Taste and Color

So, last night was another one of those tales of two meals.  I packed myself a rather pathetic dinner of hard boiled eggs, bread, pickles, and blackberry cake. 🙂 And took no pictures.

Theresa, on the other hand made herself a nice tofu curry with quinoa.  The interesting part about her curry was that she made it into a little experiment.  We all know that color affects how we perceive taste.  For instance, food without bright coloring often is perceived as bland, although it might be the same exact flavor as the neon orange ones.  Enter the excess of chaotically bright processed foods in the present food system.

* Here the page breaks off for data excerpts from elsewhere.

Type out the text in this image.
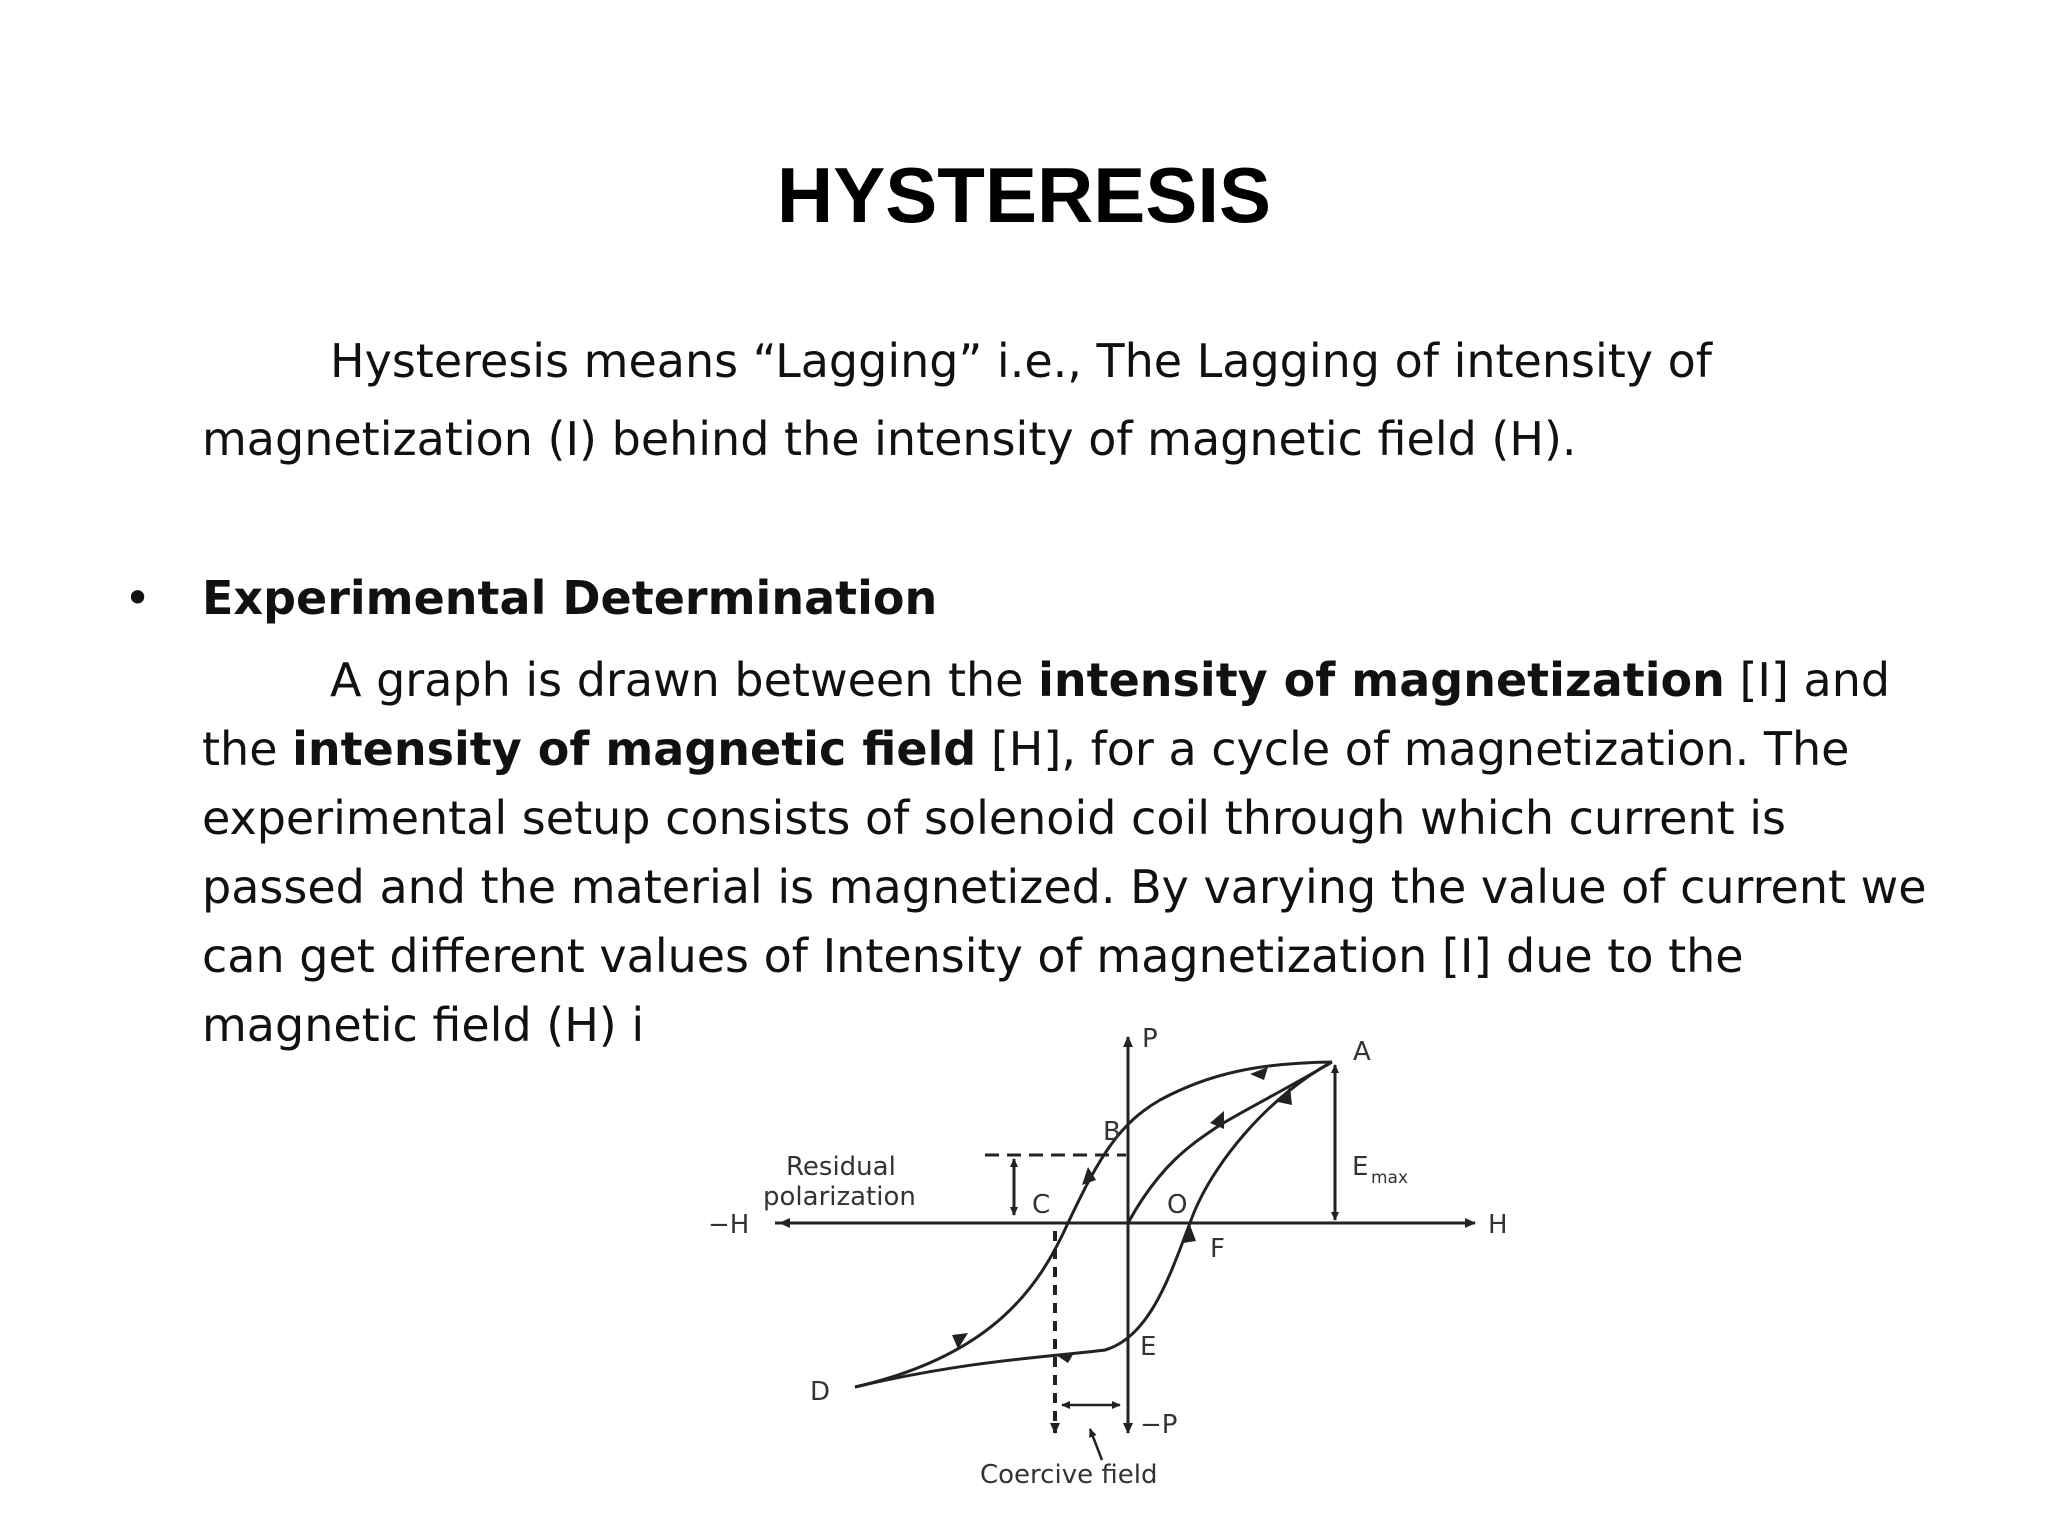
HYSTERESIS
Hysteresis means “Lagging” i.e., The Lagging of intensity of
magnetization (I) behind the intensity of magnetic field (H).
• Experimental Determination

A graph is drawn between the intensity of magnetization [I] and the intensity of magnetic field [H], for a cycle of magnetization. The experimental setup consists of solenoid coil through which current is passed and the material is magnetized. By varying the value of current we can get different values of Intensity of magnetization [I] due to the magnetic field (H) i	P
−P
H
−H
A
B
C
D
E
F
O
E max
Residual
polarization
Coercive field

Our mixed heirloom canned tomatoes.

Well, Theresa thought- why not use the mixed green canned tomatoes for the curry.  I’d be expecting a nice red tomato curry, will the green turn me off?  She made a nice tofu curry, that I am just now enjoying for lunch.

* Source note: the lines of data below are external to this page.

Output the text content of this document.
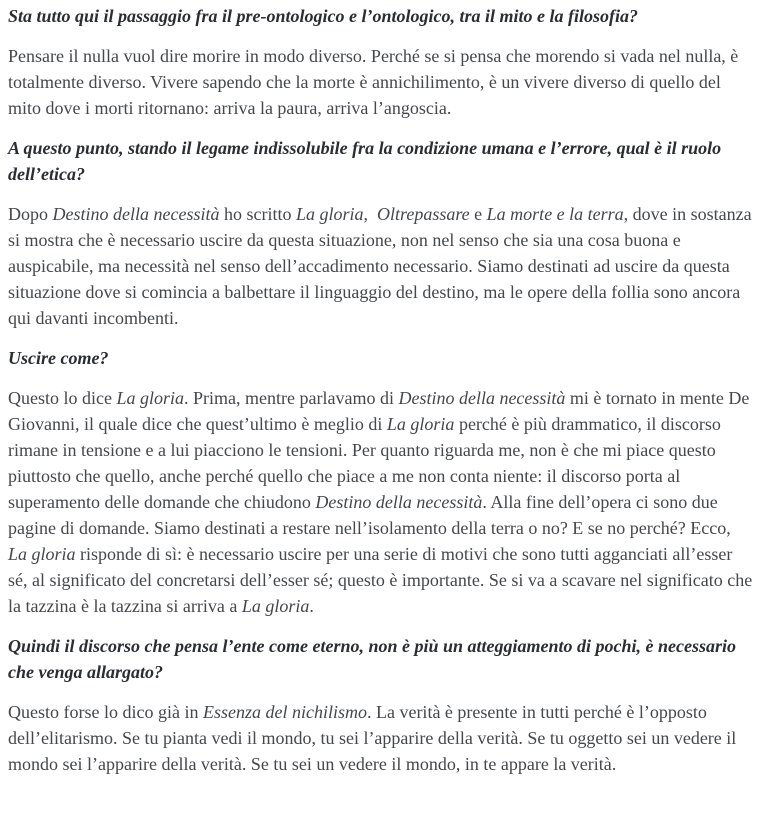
Sta tutto qui il passaggio fra il pre-ontologico e l’ontologico, tra il mito e la filosofia?

Pensare il nulla vuol dire morire in modo diverso. Perché se si pensa che morendo si vada nel nulla, è totalmente diverso. Vivere sapendo che la morte è annichilimento, è un vivere diverso di quello del mito dove i morti ritornano: arriva la paura, arriva l’angoscia.

A questo punto, stando il legame indissolubile fra la condizione umana e l’errore, qual è il ruolo dell’etica?

Dopo Destino della necessità ho scritto La gloria,  Oltrepassare e La morte e la terra, dove in sostanza si mostra che è necessario uscire da questa situazione, non nel senso che sia una cosa buona e auspicabile, ma necessità nel senso dell’accadimento necessario. Siamo destinati ad uscire da questa situazione dove si comincia a balbettare il linguaggio del destino, ma le opere della follia sono ancora qui davanti incombenti.

Uscire come?

Questo lo dice La gloria. Prima, mentre parlavamo di Destino della necessità mi è tornato in mente De Giovanni, il quale dice che quest’ultimo è meglio di La gloria perché è più drammatico, il discorso rimane in tensione e a lui piacciono le tensioni. Per quanto riguarda me, non è che mi piace questo piuttosto che quello, anche perché quello che piace a me non conta niente: il discorso porta al superamento delle domande che chiudono Destino della necessità. Alla fine dell’opera ci sono due pagine di domande. Siamo destinati a restare nell’isolamento della terra o no? E se no perché? Ecco, La gloria risponde di sì: è necessario uscire per una serie di motivi che sono tutti agganciati all’esser sé, al significato del concretarsi dell’esser sé; questo è importante. Se si va a scavare nel significato che la tazzina è la tazzina si arriva a La gloria.

Quindi il discorso che pensa l’ente come eterno, non è più un atteggiamento di pochi, è necessario che venga allargato?

Questo forse lo dico già in Essenza del nichilismo. La verità è presente in tutti perché è l’opposto dell’elitarismo. Se tu pianta vedi il mondo, tu sei l’apparire della verità. Se tu oggetto sei un vedere il mondo sei l’apparire della verità. Se tu sei un vedere il mondo, in te appare la verità.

Vegetable Curry with Crumbled Tofu over Quinoa, with a dollop of Basil. I'm not sure if Theresa was planning to put basil on my leftovers... she could have mistaken the basil cubes for the cilantro cubes...... not too bad in flavor combo, actually.

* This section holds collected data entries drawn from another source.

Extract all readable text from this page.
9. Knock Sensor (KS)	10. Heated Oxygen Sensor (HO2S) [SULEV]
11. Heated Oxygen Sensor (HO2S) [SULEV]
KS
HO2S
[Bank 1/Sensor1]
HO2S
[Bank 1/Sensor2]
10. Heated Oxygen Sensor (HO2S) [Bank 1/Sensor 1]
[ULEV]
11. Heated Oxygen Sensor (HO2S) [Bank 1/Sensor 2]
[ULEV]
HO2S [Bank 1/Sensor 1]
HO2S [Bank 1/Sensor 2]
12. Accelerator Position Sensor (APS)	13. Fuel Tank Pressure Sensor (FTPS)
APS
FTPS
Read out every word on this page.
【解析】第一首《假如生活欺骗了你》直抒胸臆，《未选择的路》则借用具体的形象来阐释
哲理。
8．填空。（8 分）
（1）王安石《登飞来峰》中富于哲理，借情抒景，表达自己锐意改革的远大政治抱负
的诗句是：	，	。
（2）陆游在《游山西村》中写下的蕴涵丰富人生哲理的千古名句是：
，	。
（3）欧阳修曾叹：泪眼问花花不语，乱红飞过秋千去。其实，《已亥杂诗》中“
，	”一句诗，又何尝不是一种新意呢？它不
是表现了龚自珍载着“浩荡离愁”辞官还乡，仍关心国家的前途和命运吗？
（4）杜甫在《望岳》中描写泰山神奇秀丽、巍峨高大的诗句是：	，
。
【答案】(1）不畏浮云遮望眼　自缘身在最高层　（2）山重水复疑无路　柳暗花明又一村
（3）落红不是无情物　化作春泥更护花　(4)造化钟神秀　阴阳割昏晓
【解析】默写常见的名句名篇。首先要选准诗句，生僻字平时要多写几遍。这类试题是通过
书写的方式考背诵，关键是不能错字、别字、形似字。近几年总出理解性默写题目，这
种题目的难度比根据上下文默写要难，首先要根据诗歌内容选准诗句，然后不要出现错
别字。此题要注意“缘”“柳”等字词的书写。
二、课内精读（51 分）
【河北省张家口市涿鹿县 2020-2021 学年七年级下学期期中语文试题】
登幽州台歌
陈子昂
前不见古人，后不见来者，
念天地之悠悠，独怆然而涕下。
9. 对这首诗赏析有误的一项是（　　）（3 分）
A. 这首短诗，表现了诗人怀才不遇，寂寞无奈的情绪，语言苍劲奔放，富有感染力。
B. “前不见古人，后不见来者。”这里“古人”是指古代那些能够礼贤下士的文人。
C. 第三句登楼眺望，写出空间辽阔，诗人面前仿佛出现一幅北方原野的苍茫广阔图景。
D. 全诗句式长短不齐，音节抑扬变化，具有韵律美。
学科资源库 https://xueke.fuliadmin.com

She used some onion, eggplant, greens (looks like kohlrabi greens), pepper, the green tomatoes, tofu and spices.  The result was a tasty curry, that she said just didn’t look as appetizing.  It still tasted good, but somehow her mind couldn’t quite connect it with normal curry.  For me, as I eat this curry, it doesn’t bother me.  I think it looks like a yellow curry to me, and it fits that schema well enough for me. Ah perception.  This is just another bizarre part of life.  Fortunately, using green heirloom tomatoes will not make the food taste bad, it will simply change some of your perceptions of the food.

More veggie-tofu curry love.

Some people may not want to eat a particular dish without a particular color version of a vegetable.  This can sometimes be an issue for the CSA.  Red Fire Farm’s CSA often provides really neat colored produce varieties, like purple cauliflower.  Some people go for it.  They want the cool colored cauliflower, it adds to their food experience.  Whereas others ask “where are the normal white ones?”  In this scenario, their food schema is stilted by the novel color, and the new colored food probably won’t be ‘quite right’ to them unless they take a leap of faith, or get acclimated to it. Then there’s the whole sense of disgust, which is a whole other psychological can of worms that can effects different foods more than others.  For instance, you’d probably be more likely to eat a novel colored vegetable or fruit, versus meat, right?

Well, that’s pretty much it for Theresa’s meal and my pop-science food perception philosophizing.   As we near the weekend, I’d like to point out an interesting event that we are going to tomorrow: Sprout, a fundraiser part of Waltham Fields Community Farm.  There’s going to be a silent auction on some local niceties (things like CSA shares, or local products) local food to be served by Newbery College’s Ethics of Eating Class, and looks like fun.

Happy Friday to everyone!  I hope you have a great weekend.